# Wife now gone 7 months moved into apt.



## RP2804 (Aug 31, 2009)

Wife has now been gone for 7 months and has moved into an apt. She still has all of her stuff at my house.
We talk occassionally but not very often.our conversations are pretty good but i don`t bring up the subject of her coming home.i tell her i love her and she says the same but we are still like we were, no closer.i don`t want to push her.is this too long to wait?


----------



## jessi (Feb 11, 2009)

I don't think it's to much to have a sit down and re-discuss where the relationship is now heading......ask her if she is any closer or if she needs more time......ask her what she sees in her future.....at least you will have a better idea of what she might be thinking. I guess you could start dropping stuff off for her, it might get her thinking about where your relationship is heading....


----------



## Atholk (Jul 25, 2009)

Personally I think anyone walking out for more than a month is basically past the point of no return 95% of the time. After seven months it's just completely over.

Give her a week to come get her crap. After that just rent a dumpster to come haul it all away. You'll probably find it very freeing emotionally after its done.


----------



## Loving Husband (Aug 3, 2009)

5 years ago I left my wife to give her space but because of the kid we always in touch. About the holidays she came back. That was after 2 months. Yet I agree if after I say 6 months no interest in reconnecting then I would say its done. 

If you want to reconnect YOU need to make the first move. Learn how to love her for her. If nobody does how do you expect to get better??


----------



## sirch (Jan 8, 2009)

Go see your attorney and get the ball rolling. Do not allow her to drag you along in a perpetual state of limbo. She is not coming back.


----------



## Sportsman (Feb 10, 2009)

I am sorry to say that I agree with the group. After seven months she has no intention of coming back, it sounds like she enjoys the power over you. Its time to take back some of the control and make your own moves, now if I can listen to my own advice


----------



## nice777guy (Nov 23, 2009)

My wife signed a six month lease. Its been a month. If that time comes and we're still "not sure", then I think we have our answer.
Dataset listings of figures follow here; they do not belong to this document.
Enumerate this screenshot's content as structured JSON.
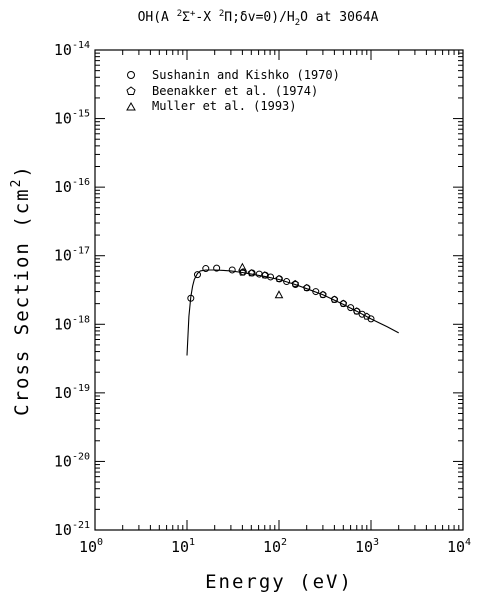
{
  "chart_data": {
    "type": "scatter",
    "title": {
      "prefix": "OH(A ",
      "sup1": "2",
      "mid1": "Σ",
      "sup2": "+",
      "mid2": "-X ",
      "sup3": "2",
      "mid3": "Π;δv=0)/H",
      "sub1": "2",
      "suffix": "O at 3064A"
    },
    "xlabel": "Energy (eV)",
    "ylabel": {
      "text": "Cross Section (cm",
      "sup": "2",
      "close": ")"
    },
    "xscale": "log",
    "yscale": "log",
    "xlim": [
      1,
      10000
    ],
    "ylim": [
      1e-21,
      1e-14
    ],
    "x_ticks": [
      {
        "base": "10",
        "exp": "0",
        "value": 1
      },
      {
        "base": "10",
        "exp": "1",
        "value": 10
      },
      {
        "base": "10",
        "exp": "2",
        "value": 100
      },
      {
        "base": "10",
        "exp": "3",
        "value": 1000
      },
      {
        "base": "10",
        "exp": "4",
        "value": 10000
      }
    ],
    "y_ticks": [
      {
        "base": "10",
        "exp": "-21",
        "value": 1e-21
      },
      {
        "base": "10",
        "exp": "-20",
        "value": 1e-20
      },
      {
        "base": "10",
        "exp": "-19",
        "value": 1e-19
      },
      {
        "base": "10",
        "exp": "-18",
        "value": 1e-18
      },
      {
        "base": "10",
        "exp": "-17",
        "value": 1e-17
      },
      {
        "base": "10",
        "exp": "-16",
        "value": 1e-16
      },
      {
        "base": "10",
        "exp": "-15",
        "value": 1e-15
      },
      {
        "base": "10",
        "exp": "-14",
        "value": 1e-14
      }
    ],
    "legend_position": "top-left",
    "grid": false,
    "series": [
      {
        "name": "Sushanin and Kishko (1970)",
        "marker": "circle",
        "x": [
          11,
          13,
          16,
          21,
          31,
          41,
          51,
          61,
          71,
          81,
          101,
          121,
          151,
          201,
          251,
          301,
          401,
          501,
          601,
          701,
          801,
          1000
        ],
        "y": [
          2.4e-18,
          5.3e-18,
          6.5e-18,
          6.6e-18,
          6.2e-18,
          5.8e-18,
          5.6e-18,
          5.4e-18,
          5.2e-18,
          4.9e-18,
          4.6e-18,
          4.2e-18,
          3.8e-18,
          3.4e-18,
          3e-18,
          2.7e-18,
          2.3e-18,
          2e-18,
          1.75e-18,
          1.55e-18,
          1.4e-18,
          1.2e-18
        ]
      },
      {
        "name": "Beenakker et al. (1974)",
        "marker": "pentagon",
        "x": [
          40,
          50,
          70,
          100,
          150,
          200,
          300,
          400,
          500,
          700,
          900
        ],
        "y": [
          5.7e-18,
          5.6e-18,
          5.2e-18,
          4.6e-18,
          3.9e-18,
          3.4e-18,
          2.7e-18,
          2.3e-18,
          2e-18,
          1.55e-18,
          1.3e-18
        ]
      },
      {
        "name": "Muller et al. (1993)",
        "marker": "triangle",
        "x": [
          40,
          100
        ],
        "y": [
          6.8e-18,
          2.7e-18
        ]
      }
    ],
    "fit_curve": {
      "x": [
        10,
        10.5,
        11,
        11.5,
        12,
        13,
        14,
        16,
        18,
        20,
        25,
        30,
        40,
        50,
        70,
        100,
        150,
        200,
        300,
        500,
        700,
        1000,
        1500,
        2000
      ],
      "y": [
        3.5e-19,
        1.3e-18,
        2.5e-18,
        3.6e-18,
        4.5e-18,
        5.5e-18,
        6e-18,
        6.2e-18,
        6.2e-18,
        6.2e-18,
        6.1e-18,
        6e-18,
        5.7e-18,
        5.4e-18,
        5e-18,
        4.5e-18,
        3.8e-18,
        3.3e-18,
        2.7e-18,
        1.95e-18,
        1.55e-18,
        1.2e-18,
        9.2e-19,
        7.5e-19
      ]
    }
  }
}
I tend to agree she's stringing you along.


----------



## SoxMunkey (Jan 1, 2010)

Looks as if I am part of an elite group! I don't know how long my wife has signed her lease for, but then again, I'm not sure if I want to know.

I agree with the others, she does seem to enjoy the power that she has over you. You may have to pull back and let her really miss you to see if you can rekindle any flames for the fire.


----------